The second day of the sessions started. After the traditional energizers we were presented the history of internet governance along with the five waves/core stages that helped to shape the internet the way it is today. In an era where digital rights and the question of their protection are inseparable part of the agenda it was fascinating to learn about international organizations, for example the Internet Society (ISOC) which is promoting the development of Internet as technical infrastructure and resource that is open and accessible to everyone and is actively committed to promoting on-line safety. Many of these organizations have local communities such as branches of ISOC and IGF in different countries that young digital activists can become member of. The rest of the presentation was about the opportunities and fellowships available for young enthusiasts and activists like us that could join other digital activists and advocate for promoting digital rights and safety in our local communities and regions. Next we had a group work, each team representing a country or a region was asked to present interesting facts, laws, regulations or incidents that were unique, outstanding or problematic in terms of protection of digital rights. Some of the examples presented by groups were: in Moldova 85 % of Internet is provided by two providers, one of which is a state company;  in Belarus it is prohibited to post or share videos of your favorite band. The closing activity of the day was a role play inspired by the latest news that Huawei will develop 5G network infrastructure. The role play engaged all the stakeholders (government, international organizations, civil society and other telecommunication companies) into a heated debate which ended the day on a high note.

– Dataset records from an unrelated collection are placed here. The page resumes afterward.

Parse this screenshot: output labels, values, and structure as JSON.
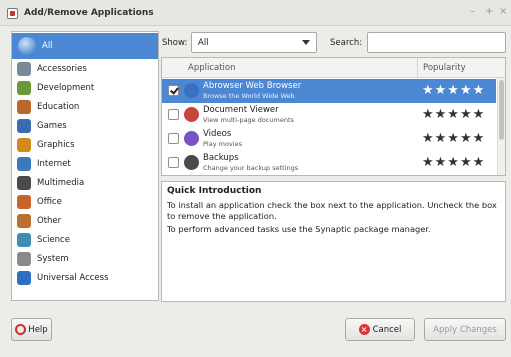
{
  "window": {
    "title": "Add/Remove Applications",
    "controls": [
      "–",
      "+",
      "×"
    ]
  },
  "categories": [
    {
      "label": "All",
      "icon": "all-icon",
      "color": "#5b8fd6",
      "selected": true
    },
    {
      "label": "Accessories",
      "icon": "accessories-icon",
      "color": "#7a8a9a"
    },
    {
      "label": "Development",
      "icon": "development-icon",
      "color": "#6a9a3a"
    },
    {
      "label": "Education",
      "icon": "education-icon",
      "color": "#b8692b"
    },
    {
      "label": "Games",
      "icon": "games-icon",
      "color": "#3c6bb0"
    },
    {
      "label": "Graphics",
      "icon": "graphics-icon",
      "color": "#d08a1c"
    },
    {
      "label": "Internet",
      "icon": "internet-icon",
      "color": "#3b7bbd"
    },
    {
      "label": "Multimedia",
      "icon": "multimedia-icon",
      "color": "#4a4a4a"
    },
    {
      "label": "Office",
      "icon": "office-icon",
      "color": "#c8642a"
    },
    {
      "label": "Other",
      "icon": "other-icon",
      "color": "#b87030"
    },
    {
      "label": "Science",
      "icon": "science-icon",
      "color": "#3f8fb0"
    },
    {
      "label": "System",
      "icon": "system-icon",
      "color": "#8a8a8a"
    },
    {
      "label": "Universal Access",
      "icon": "universal-access-icon",
      "color": "#2f6fc2"
    }
  ],
  "filter": {
    "show_label": "Show:",
    "show_value": "All",
    "search_label": "Search:",
    "search_value": ""
  },
  "apps_table": {
    "columns": [
      "Application",
      "Popularity"
    ],
    "rows": [
      {
        "name": "Abrowser Web Browser",
        "desc": "Browse the World Wide Web",
        "checked": true,
        "selected": true,
        "stars": "★★★★★",
        "icon_color": "#3a6fc4"
      },
      {
        "name": "Document Viewer",
        "desc": "View multi-page documents",
        "checked": false,
        "selected": false,
        "stars": "★★★★★",
        "icon_color": "#c9453a"
      },
      {
        "name": "Videos",
        "desc": "Play movies",
        "checked": false,
        "selected": false,
        "stars": "★★★★★",
        "icon_color": "#7a52c7"
      },
      {
        "name": "Backups",
        "desc": "Change your backup settings",
        "checked": false,
        "selected": false,
        "stars": "★★★★★",
        "icon_color": "#4a4a4a"
      }
    ]
  },
  "intro": {
    "heading": "Quick Introduction",
    "p1": "To install an application check the box next to the application. Uncheck the box to remove the application.",
    "p2": "To perform advanced tasks use the Synaptic package manager."
  },
  "buttons": {
    "help": "Help",
    "cancel": "Cancel",
    "apply": "Apply Changes"
  }
}
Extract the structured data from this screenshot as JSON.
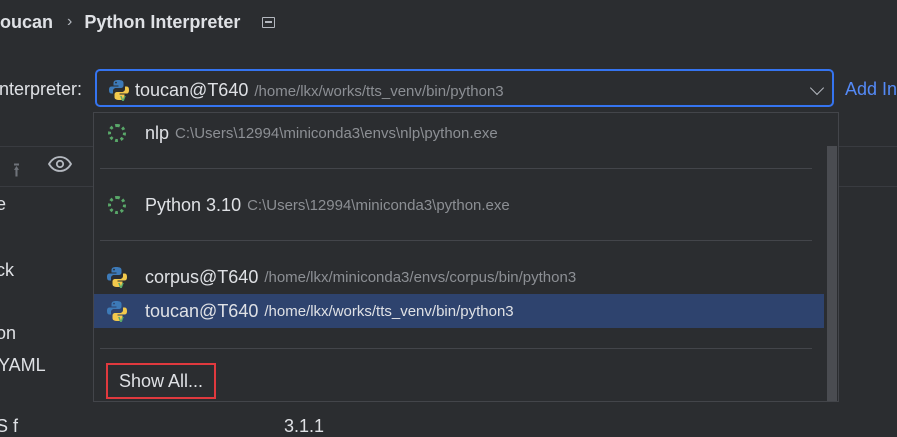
{
  "breadcrumb": {
    "project": "toucan",
    "separator": "›",
    "page": "Python Interpreter"
  },
  "interpreter_label": "Interpreter:",
  "add_link": "Add In",
  "selected": {
    "name": "toucan@T640",
    "path": "/home/lkx/works/tts_venv/bin/python3"
  },
  "background": {
    "header": "e",
    "items": [
      "ck",
      "on",
      "YAML",
      "S f",
      "3.1.1"
    ]
  },
  "options": [
    {
      "name": "nlp",
      "path": "C:\\Users\\12994\\miniconda3\\envs\\nlp\\python.exe",
      "icon": "conda-icon"
    },
    {
      "name": "Python 3.10",
      "path": "C:\\Users\\12994\\miniconda3\\python.exe",
      "icon": "conda-icon"
    },
    {
      "name": "corpus@T640",
      "path": "/home/lkx/miniconda3/envs/corpus/bin/python3",
      "icon": "python-icon"
    },
    {
      "name": "toucan@T640",
      "path": "/home/lkx/works/tts_venv/bin/python3",
      "icon": "python-icon",
      "selected": true
    }
  ],
  "show_all": "Show All...",
  "colors": {
    "accent": "#3574f0",
    "selection": "#2e436e",
    "highlight_box": "#e0393e",
    "conda_green": "#59a869"
  }
}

On the third day we started with a presentation about the organisation that fights the spread of fake information about events in Ukraine. 

The organization known as StopFake.org was presented by Galina Schimansky-Geier, who told us about the misinformation that is spread by a Russian government about Ukraine. Moreover, she shared with us techniques of spotting the propaganda and applying critical reading to the news. 

In the afternoon, we had presentation about digital activism heroes, then we split into groups and came up with three digital activism persons or organizations and presented them for everyone. Names like Edward Snowden, Aaron Schwarz and Chelsea Manning were mentioned.

How did we get here and where are we going?

This is the first question that opened our fruitful 4th day of the seminar.We were briefly introduced to the history of internet,  how it is being shaped and the effects it would have on the future.

The internet of the future is being shaped now, that’s why it’s really important to get involved in various occasions and seek every opportunity to shape it in the most accessible, fair, inclusive and sustainable way.

After the coffee break, we had an inspiring presentation about how to be a digital activist. It gave us insight on how to take actions in our own hands and make sure that our rights are being respected. Afterwards, we split into groups and worked on different campaign cases that are happening around the world, trying to create our own campaigns based on each of them. This gave the participants more practical experience, because we had a chance to put the knowledge gained during the presentation.

The 3rd session of the day was about the Green Perspective,  a really interesting topic, since  it resonates deeply with  the aim of our network. We also had  a dynamic discussions of defining ‘green’ and the connection with digital rights and activism.

And the last but not the least, “Crypto Party.” It was not just a theoretical session – we had a chance to use the programs and plugins on our devices and learn by doing. Now we know how to be safe on the Internet, how to find out if we are tracked by or not, how to block them and what kind of applications we can use for make our messages encrypted. 

On the fifth day, we worked on case studies about Feminism and Internet and their different aspects such as: governance, freedom of expression, building the movements, resistance, economy etc.

We studied that women are not involved enough in Technical/Technological Sciences, maybe in particular countries there are some, but  mostly in administration or not at all.

The other topic discussed was offensive and gender sensitive content on social media, as well as lack of instruments to stop them from being published. In the end we worked on the follow up and did evaluation of the event.